Advisers have said clients should be exposed to UK equities as the deadline for the UK’s departure from the EU nears.
According to the latest FTAdviser Talking Point poll, 77 per cent of advisers thought being invested in UK stocks was an opportunity, while a mere 5 per cent said clients should avoid having any exposure to the asset class in portfolios.
But Dennis Hall, chief executive and chartered financial planner at Yellowtail Financial Planning, warned against being too heavily skewed towards UK companies.
"I don’t think any investor should be heavily weighted to the UK regardless of which way the Brexit vote went," he said.
"Clients have not specifically expressed uncertainty about UK equities, we have weaned them away from a UK-centric portfolio bias, and clients tend to have portfolios that are closer to a global market cap-weighted portfolio."
He added: "In any case, we tend to take a 20 to 30-year view and encourage clients to extend their thinking beyond the short term, which also means a large-cap bias isn’t necessary."
The poll results showed only 8 per cent of advisers thought clients should be allocated to UK small-caps, while 10 per cent said they should have exposure to larger UK stocks.
Ken Wotton, manager of the Livingbridge UK Multi Cap Income fund and the UK Micro Cap fund, suggested: "Small and micro-cap companies, which can display more attractive valuations compared to larger cap peers, are potentially well-positioned to mitigate any headwinds as Brexit uncertainties mount.

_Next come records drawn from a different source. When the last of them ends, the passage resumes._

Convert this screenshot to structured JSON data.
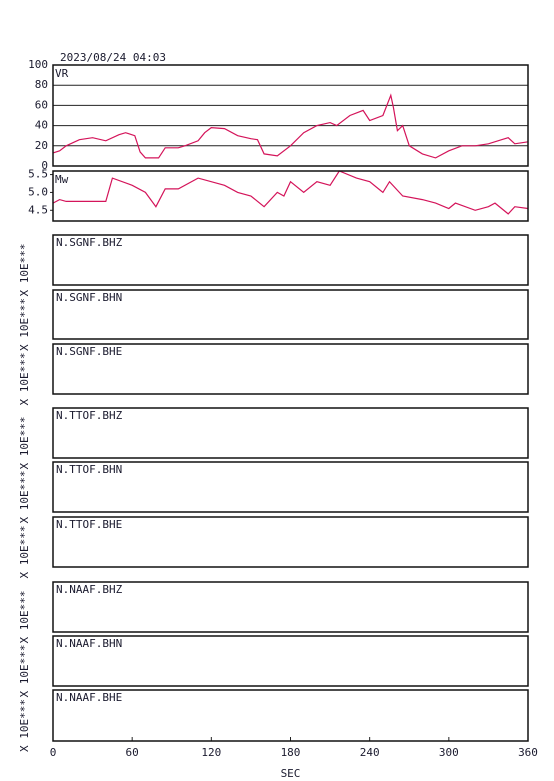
{
  "chart_data": [
    {
      "type": "line",
      "title": "2023/08/24 04:03",
      "y_label": "VR",
      "color": "#d4145a",
      "x": [
        0,
        5,
        10,
        20,
        30,
        40,
        50,
        55,
        62,
        66,
        70,
        80,
        85,
        95,
        100,
        110,
        115,
        120,
        130,
        140,
        150,
        155,
        160,
        170,
        180,
        190,
        200,
        210,
        215,
        225,
        235,
        240,
        250,
        256,
        258,
        261,
        265,
        270,
        280,
        290,
        300,
        310,
        320,
        330,
        340,
        345,
        350,
        360
      ],
      "values": [
        13,
        15,
        20,
        26,
        28,
        25,
        31,
        33,
        30,
        14,
        8,
        8,
        18,
        18,
        20,
        25,
        33,
        38,
        37,
        30,
        27,
        26,
        12,
        10,
        20,
        33,
        40,
        43,
        40,
        50,
        55,
        45,
        50,
        70,
        58,
        35,
        40,
        20,
        12,
        8,
        15,
        20,
        20,
        22,
        26,
        28,
        22,
        24
      ],
      "xlim": [
        0,
        360
      ],
      "ylim": [
        0,
        100
      ],
      "yticks": [
        0,
        20,
        40,
        60,
        80,
        100
      ],
      "grid": true
    },
    {
      "type": "line",
      "y_label": "Mw",
      "color": "#d4145a",
      "x": [
        0,
        5,
        10,
        20,
        40,
        45,
        60,
        70,
        78,
        85,
        95,
        110,
        130,
        140,
        150,
        160,
        170,
        175,
        180,
        190,
        200,
        210,
        217,
        230,
        240,
        250,
        255,
        265,
        280,
        290,
        300,
        305,
        320,
        330,
        335,
        345,
        350,
        360
      ],
      "values": [
        4.7,
        4.8,
        4.75,
        4.75,
        4.75,
        5.4,
        5.2,
        5.0,
        4.6,
        5.1,
        5.1,
        5.4,
        5.2,
        5.0,
        4.9,
        4.6,
        5.0,
        4.9,
        5.3,
        5.0,
        5.3,
        5.2,
        5.6,
        5.4,
        5.3,
        5.0,
        5.3,
        4.9,
        4.8,
        4.7,
        4.55,
        4.7,
        4.5,
        4.6,
        4.7,
        4.4,
        4.6,
        4.55
      ],
      "xlim": [
        0,
        360
      ],
      "ylim": [
        4.2,
        5.6
      ],
      "yticks": [
        4.5,
        {
          "value": 5,
          "label": "5.0"
        },
        5.5
      ],
      "grid": false
    },
    {
      "type": "waveform",
      "station": "N.SGNF.BHZ",
      "y_label": "X 10E***"
    },
    {
      "type": "waveform",
      "station": "N.SGNF.BHN",
      "y_label": "X 10E***"
    },
    {
      "type": "waveform",
      "station": "N.SGNF.BHE",
      "y_label": "X 10E***"
    },
    {
      "type": "waveform",
      "station": "N.TTOF.BHZ",
      "y_label": "X 10E***"
    },
    {
      "type": "waveform",
      "station": "N.TTOF.BHN",
      "y_label": "X 10E***"
    },
    {
      "type": "waveform",
      "station": "N.TTOF.BHE",
      "y_label": "X 10E***"
    },
    {
      "type": "waveform",
      "station": "N.NAAF.BHZ",
      "y_label": "X 10E***"
    },
    {
      "type": "waveform",
      "station": "N.NAAF.BHN",
      "y_label": "X 10E***"
    },
    {
      "type": "waveform",
      "station": "N.NAAF.BHE",
      "y_label": "X 10E***",
      "xlim": [
        0,
        360
      ],
      "xticks": [
        0,
        60,
        120,
        180,
        240,
        300,
        360
      ],
      "x_label": "SEC"
    }
  ]
}
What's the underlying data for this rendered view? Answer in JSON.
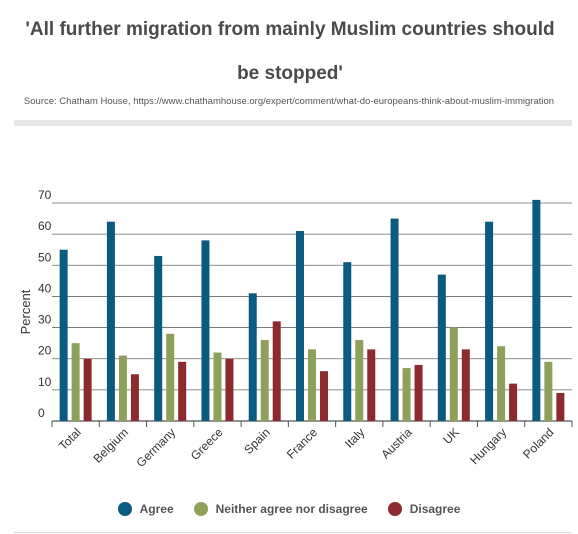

"Due to their size they can often be quite nimble, and it may be easier for them to react at pace to the risks and opportunities going on around them."
He noted companies of this size often operated in less cyclical areas of the market.
However, Peter Elston, chief investment officer at Seneca Investment Managers, admitted it was "hard to position for Brexit".
"As with the [referendum] vote itself, a negative outcome could see mid-caps sell off more than large-caps, which may well provide a buying opportunity," he said.
The Adviser Centre reported in July the UK market lagged its developed market peers but that larger caps "broadly outperformed mid and smaller cap companies".